As circunstâncias pareceram mudar e inclusive foram feitas eleições em 1984, cujos resultados eram prognosticáveis: nova etapa de repressão. Por outro lado, o governo deu um passo positivo na administração e foi a Aliança à zona francesa do CFA (Comunidade Financeira Africana). Este feito permitiu ao país um maior fluxo de comércio com seus vizinhos Gabão e Camerúm. Também se conseguiu apoios importantes por parte do fundo Monetário Internacional e do Banco Mundial.
Guiné Equatorial tem tentado incursionar no ambiente da democracia multi-partididária; porém, o processo se vive devagar. Hoje, apesar de haver levado a cabo eleições parlamentares, ainda continuam dirigindo o governo Obiang e seus chegados.
Os artesãos da tribo fang realizam basicamente estátuas de madeira do culto aos antepassados "bieri" e máscaras das sociedades asiáticas "so" e "nguíi". O tema geralmente é o antepassado em meditação. Os personagens se apresentam nús e com rosto pensativo, braços cruzados sobre o peito e um recipente de oferenda nas mãos. As máscaras foram usadas no "Ngoam Ntangan", um tipo de ritual satírico contra o branco colonizador.

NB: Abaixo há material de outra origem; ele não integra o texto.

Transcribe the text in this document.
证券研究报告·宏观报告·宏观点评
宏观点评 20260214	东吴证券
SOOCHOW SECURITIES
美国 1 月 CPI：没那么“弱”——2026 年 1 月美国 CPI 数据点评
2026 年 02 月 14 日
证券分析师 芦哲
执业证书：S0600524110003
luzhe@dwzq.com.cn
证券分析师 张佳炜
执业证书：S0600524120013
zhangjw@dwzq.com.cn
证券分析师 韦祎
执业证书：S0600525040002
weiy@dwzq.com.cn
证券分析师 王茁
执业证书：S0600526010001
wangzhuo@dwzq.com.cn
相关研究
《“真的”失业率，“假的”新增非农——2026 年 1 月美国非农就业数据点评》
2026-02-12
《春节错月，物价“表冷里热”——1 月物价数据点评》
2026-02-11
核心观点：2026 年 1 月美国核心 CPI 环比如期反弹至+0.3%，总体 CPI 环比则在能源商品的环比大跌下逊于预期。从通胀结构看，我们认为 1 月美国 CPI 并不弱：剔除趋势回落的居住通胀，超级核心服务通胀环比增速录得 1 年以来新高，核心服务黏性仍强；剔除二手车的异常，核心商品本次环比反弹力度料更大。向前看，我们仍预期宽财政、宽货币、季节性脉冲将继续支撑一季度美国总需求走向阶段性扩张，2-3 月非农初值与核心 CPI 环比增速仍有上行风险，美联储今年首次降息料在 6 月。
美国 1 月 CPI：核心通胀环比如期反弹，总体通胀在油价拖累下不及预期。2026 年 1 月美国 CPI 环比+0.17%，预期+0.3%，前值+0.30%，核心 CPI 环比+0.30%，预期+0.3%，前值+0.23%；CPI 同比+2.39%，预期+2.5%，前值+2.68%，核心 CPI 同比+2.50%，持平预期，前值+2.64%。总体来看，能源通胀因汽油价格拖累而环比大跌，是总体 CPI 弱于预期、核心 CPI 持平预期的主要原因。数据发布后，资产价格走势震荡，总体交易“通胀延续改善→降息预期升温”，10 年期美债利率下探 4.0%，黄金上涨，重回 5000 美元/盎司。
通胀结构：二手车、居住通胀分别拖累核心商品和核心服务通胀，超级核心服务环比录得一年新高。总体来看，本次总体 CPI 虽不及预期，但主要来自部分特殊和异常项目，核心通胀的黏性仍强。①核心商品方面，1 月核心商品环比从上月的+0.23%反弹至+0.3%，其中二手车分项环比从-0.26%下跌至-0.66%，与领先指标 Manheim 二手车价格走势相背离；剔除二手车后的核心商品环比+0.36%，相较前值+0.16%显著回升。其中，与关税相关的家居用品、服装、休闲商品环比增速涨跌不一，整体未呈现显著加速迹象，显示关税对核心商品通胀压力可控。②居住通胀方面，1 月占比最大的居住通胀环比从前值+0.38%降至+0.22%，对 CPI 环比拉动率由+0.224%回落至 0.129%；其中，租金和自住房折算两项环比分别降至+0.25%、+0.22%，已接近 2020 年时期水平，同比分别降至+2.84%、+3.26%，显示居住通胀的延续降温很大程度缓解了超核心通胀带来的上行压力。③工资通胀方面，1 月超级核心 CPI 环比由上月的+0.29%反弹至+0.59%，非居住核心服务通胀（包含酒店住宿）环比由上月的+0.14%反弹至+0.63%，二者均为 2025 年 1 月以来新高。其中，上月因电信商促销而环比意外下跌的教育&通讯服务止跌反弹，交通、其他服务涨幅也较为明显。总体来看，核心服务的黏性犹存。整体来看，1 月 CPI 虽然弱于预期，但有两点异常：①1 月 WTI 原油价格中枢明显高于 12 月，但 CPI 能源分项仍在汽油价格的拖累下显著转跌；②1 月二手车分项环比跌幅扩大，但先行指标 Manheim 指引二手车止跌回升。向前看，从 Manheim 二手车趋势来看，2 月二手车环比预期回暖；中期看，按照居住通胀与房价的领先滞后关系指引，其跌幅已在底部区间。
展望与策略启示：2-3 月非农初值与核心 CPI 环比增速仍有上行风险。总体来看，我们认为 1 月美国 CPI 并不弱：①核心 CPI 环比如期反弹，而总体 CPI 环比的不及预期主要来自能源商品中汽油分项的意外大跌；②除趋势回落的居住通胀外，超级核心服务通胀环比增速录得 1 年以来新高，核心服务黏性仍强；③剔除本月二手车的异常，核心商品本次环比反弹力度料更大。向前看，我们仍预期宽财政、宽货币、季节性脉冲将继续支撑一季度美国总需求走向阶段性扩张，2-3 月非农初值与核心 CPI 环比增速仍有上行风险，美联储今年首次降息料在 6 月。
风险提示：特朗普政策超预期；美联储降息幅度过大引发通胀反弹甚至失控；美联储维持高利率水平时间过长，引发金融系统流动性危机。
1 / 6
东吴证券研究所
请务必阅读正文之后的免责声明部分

Conhecida como a "formosa" Bioco, esta ilha acolhe em suas terras à cadeia vulcânica que nasce no Monte Camerúm e chega até Annobão. Seu solo é escarpado e cheio de caldeiras, lagos e vulcões inativos. A vegetação do território é tão extensa que chega até a beira do mar, constituindo um dos mais formosos lugares do Golfo de Guiné. A cidade de Malabo, capital do país, está lotada de formosos edifícios coloniais da época inglesa, quando chamava-se Port Clarence e dos tempos de domínio espanhol, quando era Santa Isabel. Aqui existe a única igreja de todo o continente africano de imitação neo gótica na Praça da Independência, em cujos bancos se reproduzem atividades cotidianas da época em barro.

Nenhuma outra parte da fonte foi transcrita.